While a step in the right direction, Congress still only has a few weeks to reauthorize and fund the LWCF. As mentioned in other posts and our recent action alert, the existence of the LWCF is hanging by a thread and we need to pressure Congress to save this incredibly important program! In order to highlight the environmental protection and recreational benefits associated with the LWCF, we're showcasing just a few places in California that have benefited from the LCWF:
San Onofre State Beach
In 1972, San Onofre State Beach received LWCF funds. Those funds helped make San Onofre a worldwide destination, and California’s 5thmost visited state park, bringing in over 2.5 million visitors annually. San Onofre is arguably one of the most unique stretches of beach in California because the park houses world class surfing, camping, and hiking. The park also provides refugee for 12 threatened and endangered species and contains sacred Native American sites. San Onofre State Beach is especially important to Surfrider as we have been fighting to protect the park from transit development. There is no question that Surfrider members and staff have spent countless hours playing in this park!

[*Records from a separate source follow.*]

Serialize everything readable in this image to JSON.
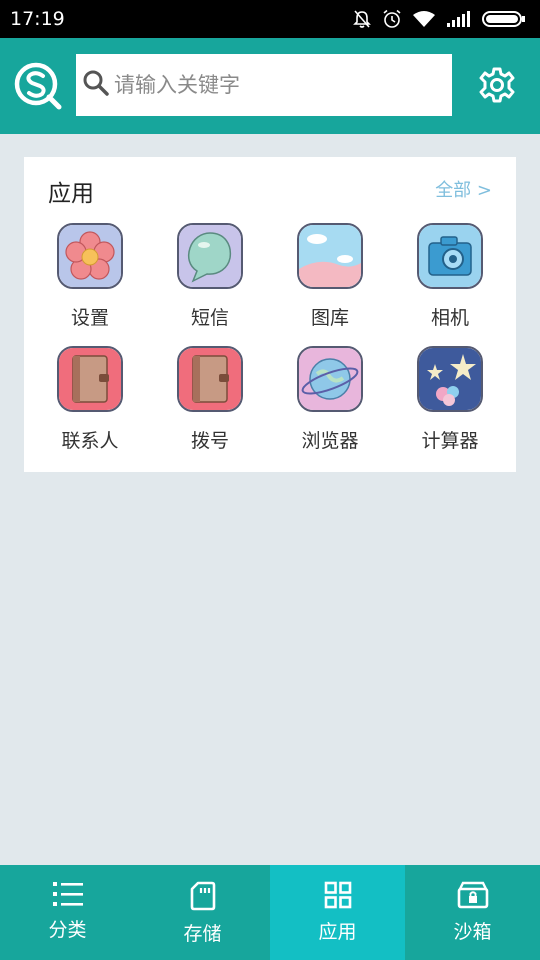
{
  "status_bar": {
    "time": "17:19",
    "icons": [
      "mute-bell-icon",
      "alarm-icon",
      "wifi-icon",
      "signal-icon",
      "battery-icon"
    ]
  },
  "header": {
    "logo_icon": "search-logo-icon",
    "search_placeholder": "请输入关键字",
    "settings_icon": "gear-icon"
  },
  "apps_section": {
    "title": "应用",
    "more_label": "全部 >",
    "apps": [
      {
        "label": "设置",
        "icon": "flower-icon"
      },
      {
        "label": "短信",
        "icon": "speech-bubble-icon"
      },
      {
        "label": "图库",
        "icon": "landscape-icon"
      },
      {
        "label": "相机",
        "icon": "camera-icon"
      },
      {
        "label": "联系人",
        "icon": "notebook-icon"
      },
      {
        "label": "拨号",
        "icon": "notebook-icon"
      },
      {
        "label": "浏览器",
        "icon": "planet-icon"
      },
      {
        "label": "计算器",
        "icon": "stars-icon"
      }
    ]
  },
  "bottom_nav": {
    "items": [
      {
        "label": "分类",
        "icon": "list-icon"
      },
      {
        "label": "存储",
        "icon": "sd-card-icon"
      },
      {
        "label": "应用",
        "icon": "grid-icon"
      },
      {
        "label": "沙箱",
        "icon": "lockbox-icon"
      }
    ],
    "active_index": 2
  },
  "colors": {
    "primary": "#17a69c",
    "active_tab": "#13bfc4",
    "background": "#e1e8ec",
    "link": "#7fbedd"
  }
}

Bolsa Chica State Beach and Huntington Beach State Beach
The stunning sandy beaches of these two adjacent parks provide endless recreational opportunities and habits for threatened species. In the early 1970s, the LWCF provided over $3 million dollars for land acquisition at Bolsa Chica State Beach. In the mid-80s the LWCF provided nearly $2 million to establish Huntington State Beach which is located in “Surf City USA.”
Since 1910, Huntington Beach has embraced surfing and that legacy carries on today where victors can go to the Surfer’s Hall of Fame, the International Surfing Museum, or stop by U.S. Open of Surfing (the world’s largest annual surf competition).
California’s National Parks
California is extremely fortunate to have many state and national parks. From the redwood forests, to the desert, and to the beaches, the LWCF has provided funding to help protect some of California’s most special places and ensure recreational opportunities. California has received approximately $2.447 billion in LWCF funding over the past five decades, protecting places such as Joshua Tree National Park, Golden Gate Park, Lake Tahoe, Sequoia National Park, Redwood National Park and many, many more.
Had these special parks not received funds from the LWCF there would be less environmental protection and recreation in the Golden State—and less economic activity. The Outdoor Industry Association found that outdoor recreation supports $92 billion in consumer spending in California, and creates 691,000 jobs generating $30.4 billion in wages and salaries.
Despite the LWCF being so important and successful, the Trump Administration is willing to compromise the program. The President’s Fiscal Year 2019 Budget proposal would gut the Land and Water Conservation Fund. While the President’s budget is just “a proposal,” Congress has the power to save the LWCF.
Help us convince Congress to do the right thing! We must fight to protect the LWCF so that future generations will benefit from this amazing program that protects the environment and recreation.